Madara hanya memicing ketika mendapati kontak mata itu, menagih penjelasan selanjutnya.
"Demi kerahasiaan tempat ini tentunya," jelas Danzou dengan sedikit tercekat. Picingan itu sempat menakuti dirinya. Ia pun dengan terburu-buru mengambil kunci yang ada di saku celananya. Tangannya sedikit gemetar ketika memutar kunci itu.
"Seluruh rumah ini bebas Anda gunakan, Tuan Madara, karena rumah ini memang digunakan untuk satu klien," Danzou membukakan pintu untuk Madara. Pria tua itu hanya mangut-mangut tanda paham lalu melangkahkan kakinya ke dalam rumah.
Untuk ukuran sebuah rumah di tengah gurun, rumah ini cukup mewah. Dindingnya terlihat kokoh walaupun cat luarnya sudah kusam. Rumah ini lebih mirip apartemen kecil. Sebuah meja duduk dengan karpet Persia dan bantal rumbai sebagai alasnya. Kasur ukuran king size dengan kelambu sutra menjuntai sampai lantai. Ruangan yang tak begitu luas namun benar-benar terasa ekslusif.
Jujur, Madara merasa terkesan dengan fasilitas rumah yang tersaji, tapi ada satu hal yang ia harus pastikan. Ia pun berhenti mengagumi rumah ini, lalu mengetuk keras tembok rumah.
"Rumah ini jelas kedap suara," sahut Danzou seakan mengerti maksud dari kliennya itu, "Dan ah—Hinata!" teriak Danzou.
Seorang gadis berpakaian ala timur tengah—tunik putih pendek yang hanya menutupi gumpalan dadanya, rok panjang hingga menyapu lantai, dan sebuah kerudung dan cadar tipis transparan menghiasi kepalanya—keluar dari balik kelambu kasur. Bunyi gesekan fabrik pakaiannya terdengar halus ketika kakinya melangkah. Jalannya perlahan dan terkesan anggun dan berwibawa, menghipnotis mata Madara sejenak.
"Namanya Hinata. Persis bukan?" ucapnya sambil memperkenalkan seorang gadis berambut panjang dengan cadar yang menutupi setengah rupanya.
Mata jelaga Madara menatap lurus gadis yang berdiri di depannya. Ia masih kehilangan dunianya walaupun kesadarannya sendiri masih berdiri dengan utuh. Ia benci untuk mengakui kalau gadis yang ada di hadapannya ini benar-benar sesuai ekspektasinya.
Tapi sayang, ego lebih mendominasi hatinya. Ia tidak mau memuji kecantikan gadis itu secara gamblang, jelas, dan frontal. Baginya, melakukan hal itu sama saja mengakui kehebatan mucikari berengsek nan licik itu.
"Ada apa dengan mukanya?"
Danzou terbahak keras. Suaranya melengking ke seisi rumah. "Itu rahasia Tuan Madara," ia berdeham singkat, menelan ludah yang sedikit mengganggu jalan bicaranya. "Sama halnya seperti barang, kau hanya bisa melihat tampilan luarnya, bukan dalamnya, kecuali …" ia menjedah, menyipitkan matanya sekilas, "kau melepas segelnya setelah membayar."

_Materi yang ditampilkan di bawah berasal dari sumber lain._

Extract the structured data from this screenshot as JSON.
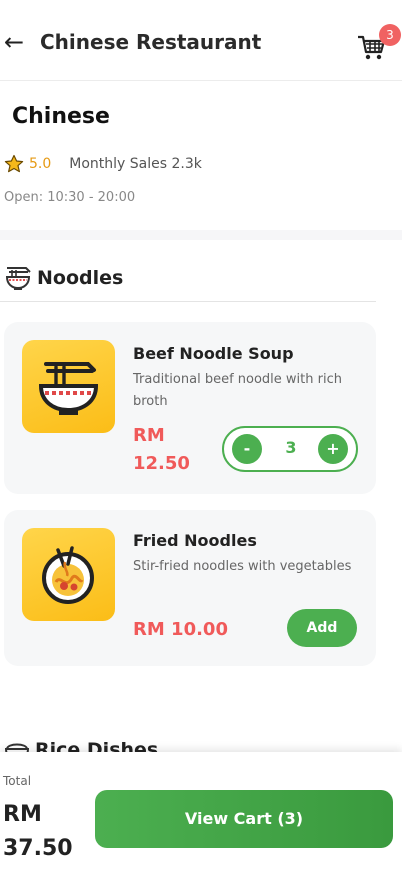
{
  "header": {
    "back_icon": "arrow-left-icon",
    "title": "Chinese Restaurant",
    "cart_icon": "shopping-cart-icon",
    "cart_count": "3",
    "badge_color": "#f06262"
  },
  "store": {
    "name": "Chinese",
    "rating": "5.0",
    "sales": "Monthly Sales 2.3k",
    "hours": "Open: 10:30 - 20:00"
  },
  "sections": [
    {
      "title": "Noodles",
      "icon": "noodle-bowl-icon",
      "items": [
        {
          "name": "Beef Noodle Soup",
          "description": "Traditional beef noodle with rich broth",
          "price": "RM 12.50",
          "quantity": "3",
          "minus_label": "-",
          "plus_label": "+",
          "icon": "noodle-bowl-icon"
        },
        {
          "name": "Fried Noodles",
          "description": "Stir-fried noodles with vegetables",
          "price": "RM 10.00",
          "add_label": "Add",
          "icon": "fried-noodles-icon"
        }
      ]
    },
    {
      "title": "Rice Dishes",
      "icon": "rice-bowl-icon"
    }
  ],
  "footer": {
    "total_label": "Total",
    "total_value": "RM 37.50",
    "view_cart_label": "View Cart (3)"
  },
  "colors": {
    "accent": "#4caf50",
    "price": "#f05a5a",
    "rating": "#e69a14"
  }
}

Tuan Madara mendecih, "dasar licik," ia mengangkat sebelah tangan membuat gesture yang ditujukan ke antek-anteknya. Tak perlu menunggu lama, antek-anteknya memberikan koper yang penuh dengan uang dolar.

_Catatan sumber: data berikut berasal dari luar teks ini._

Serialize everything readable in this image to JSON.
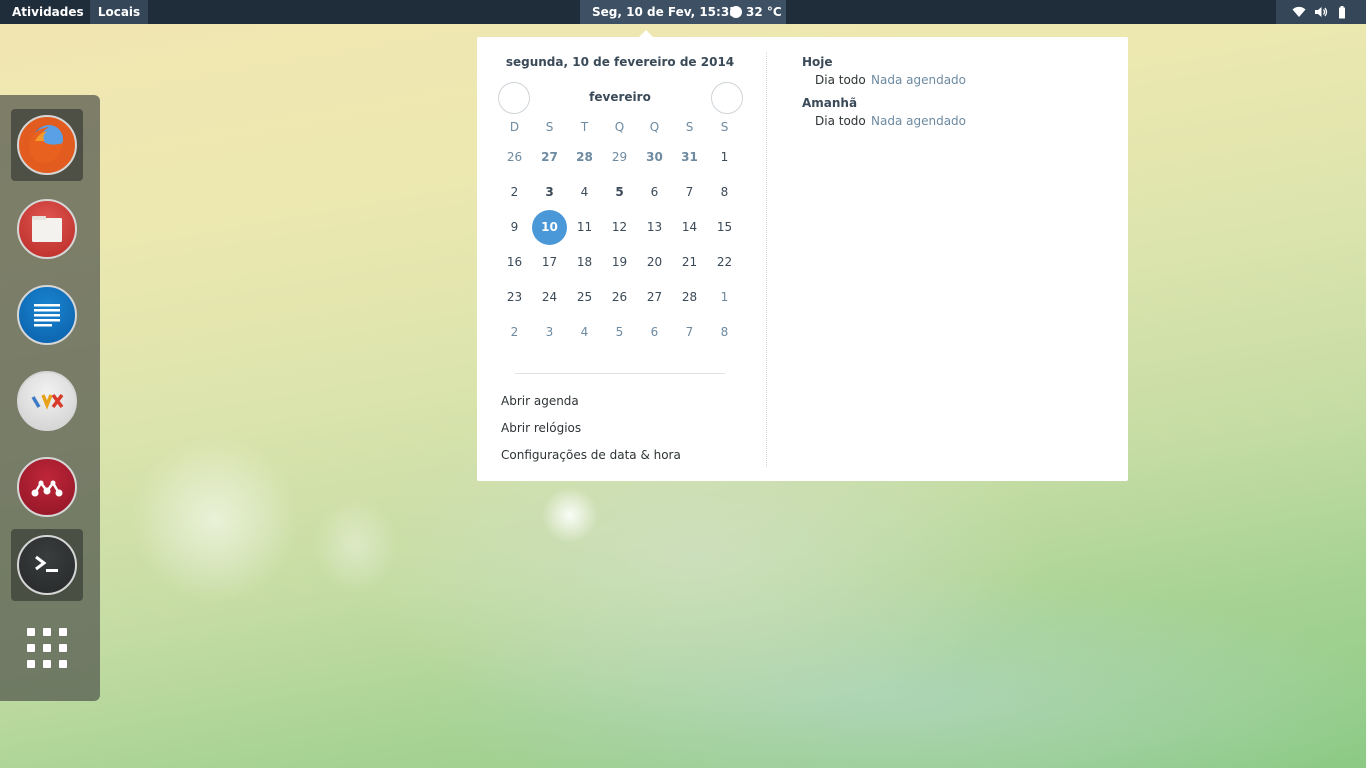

Danzou sedikit terbelalak dengan isi koper tersebut yang tidak seperti bayangannya. Bahkan jauh di atas bayangannya. Tapi selayaknya seorang licik ia pastinya menginginkan yang lebih. Lebih dari sekedar permukaannya.
Ia mendecak pelan, "maaf tuan, ini … belum cukup," ucapnya dengan tatapan sendu yang dibuat-buat. Drama sekali.
"Kau bercanda? Aku memberi hanya ini karena aku tak percaya padamu sebelum aku membuka cadarnya!"
"Tuan Madara … sudah berapa lama Anda memakai jasa saya? Apakah sampai sekarang Anda masih belum mempercayai saya setelah sekian tahun ini?"
Tuan Madara diam tak menjawab jawaban retoris itu. Ia memilih menatap tajam mucikari licik itu dibandingkan harus berdebat membuang tenaganya.
"Saya tidak berani menipu anda …" ia menjedah memutar bola matanya, "Anda pelanggan saya nomor satu."
Madara sedikit sangsi untuk langsung percaya kepada orang tua itu. Selain karena kelicikan dan kepicikan yang ia katakan tadi, orang ini adalah seorang mucikari—pekerjaan yang tidak bisa dikatakan benar—jadi, sudah jelas dia bukan orang baik-baik dalam bekerja. Apalagi dalam berjanji.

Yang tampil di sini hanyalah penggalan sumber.